Question

In a simultaneous toss of two coins, find the probability of getting:
(i)2 heads (ii) Exactly one tail (iii) No tails

Answer 1

When two different coins are tossed simultaneously, the sample space is given by

$S=\{HH,HT,TH,TT\}$

Therefore, $n\left(S\right)=4$.

(1) Getting two heads:

Let $E_1$ be an event of getting 2 heads.

Then, $E_1=\left\{HH\right\}$ and, therefore, $n\left(E_1\right)=1$.

Therefore, P(getting 2 heads) $=P\left(E_1\right)=\frac{n\left(E_1\right)}{n\left(S\right)}=\frac{1}{4}$.

(2) Getting one tail:

Let $E_2$ = event of getting 1 tail. Then,

$E_2=\{TH,HT\}$ and, therefore, $n\left(E_2\right)=2$.

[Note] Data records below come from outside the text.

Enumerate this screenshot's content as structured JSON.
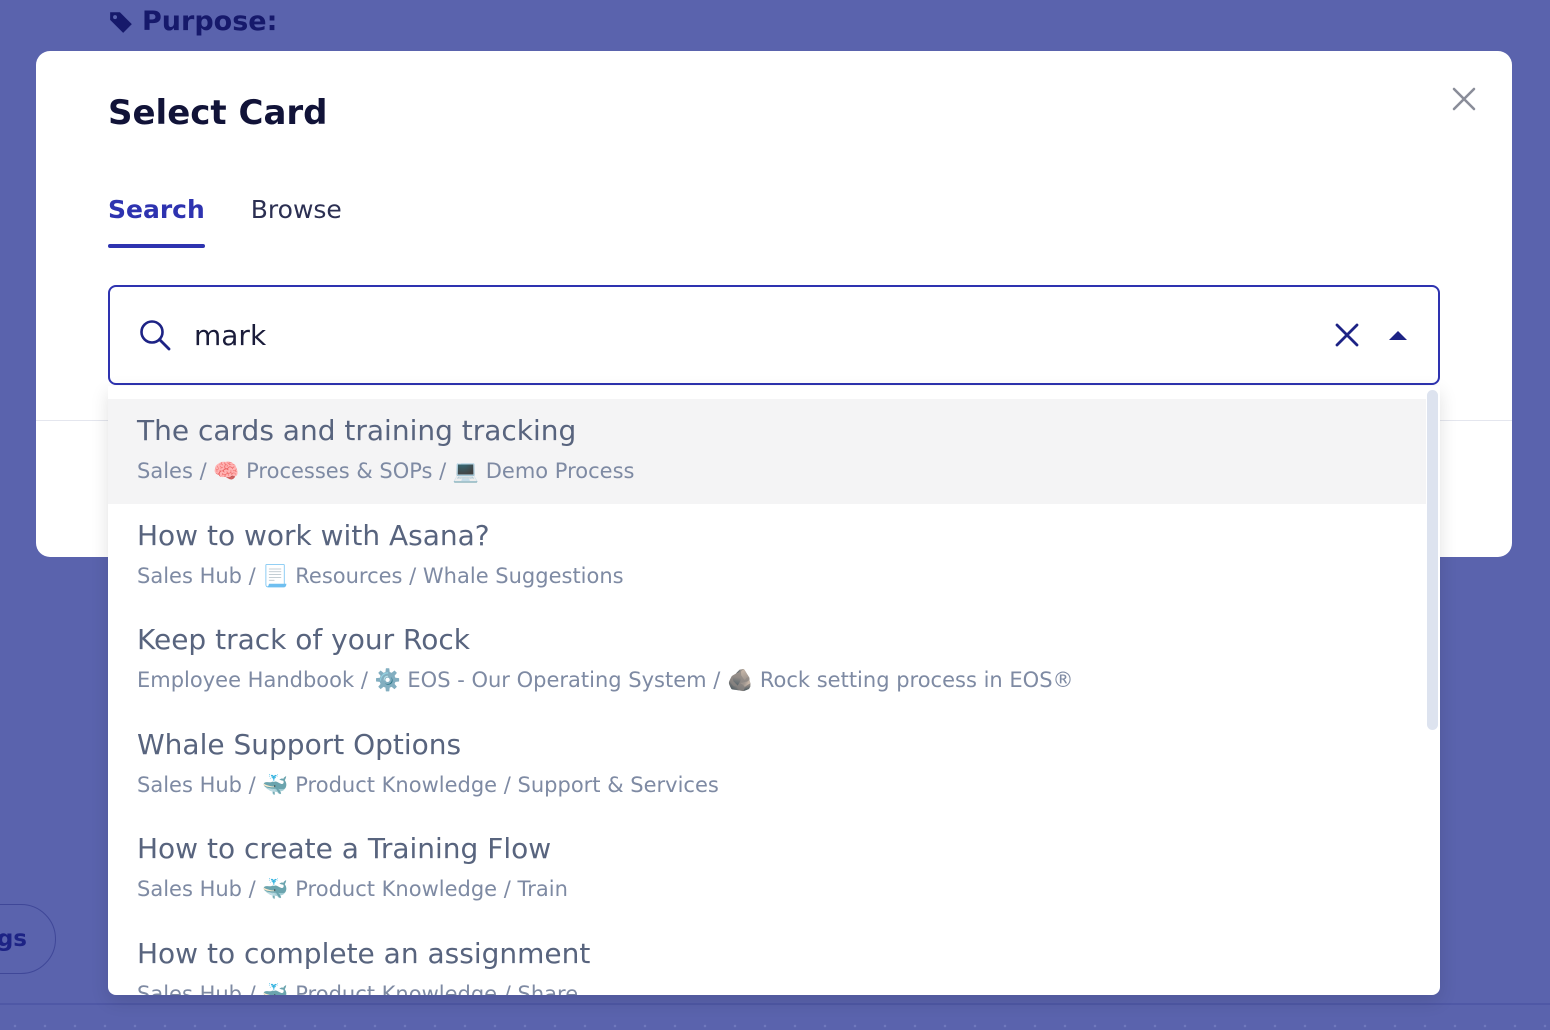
{
  "background": {
    "purpose_label": "Purpose:",
    "pill_label": "gs"
  },
  "modal": {
    "title": "Select Card",
    "tabs": [
      {
        "label": "Search",
        "active": true
      },
      {
        "label": "Browse",
        "active": false
      }
    ]
  },
  "search": {
    "value": "mark"
  },
  "results": [
    {
      "title": "The cards and training tracking",
      "path": "Sales / 🧠 Processes & SOPs / 💻 Demo Process"
    },
    {
      "title": "How to work with Asana?",
      "path": "Sales Hub / 📃 Resources / Whale Suggestions"
    },
    {
      "title": "Keep track of your Rock",
      "path": "Employee Handbook / ⚙️ EOS - Our Operating System / 🪨 Rock setting process in EOS®"
    },
    {
      "title": "Whale Support Options",
      "path": "Sales Hub / 🐳 Product Knowledge / Support & Services"
    },
    {
      "title": "How to create a Training Flow",
      "path": "Sales Hub / 🐳 Product Knowledge / Train"
    },
    {
      "title": "How to complete an assignment",
      "path": "Sales Hub / 🐳 Product Knowledge / Share"
    }
  ],
  "colors": {
    "accent": "#2e33b0",
    "page_background": "#5a63ad",
    "highlight_row": "#f4f4f5"
  }
}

Therefore, P(getting 1 tail) $=P\left(E_2\right)=\frac{n\left(E_2\right)}{n\left(S\right)}=\frac{2}{4}=0.5$

(3) Getting no tail:

Let $E_3$ = event of getting no tail. Then,

$E_3=\left\{HH\right\}$ and, therefore, $n\left(E_3\right)=1$.

Therefore, P(getting no tail) $=P\left(E_3\right)=\frac{n\left(E_3\right)}{n\left(S\right)}=\frac{1}{4}$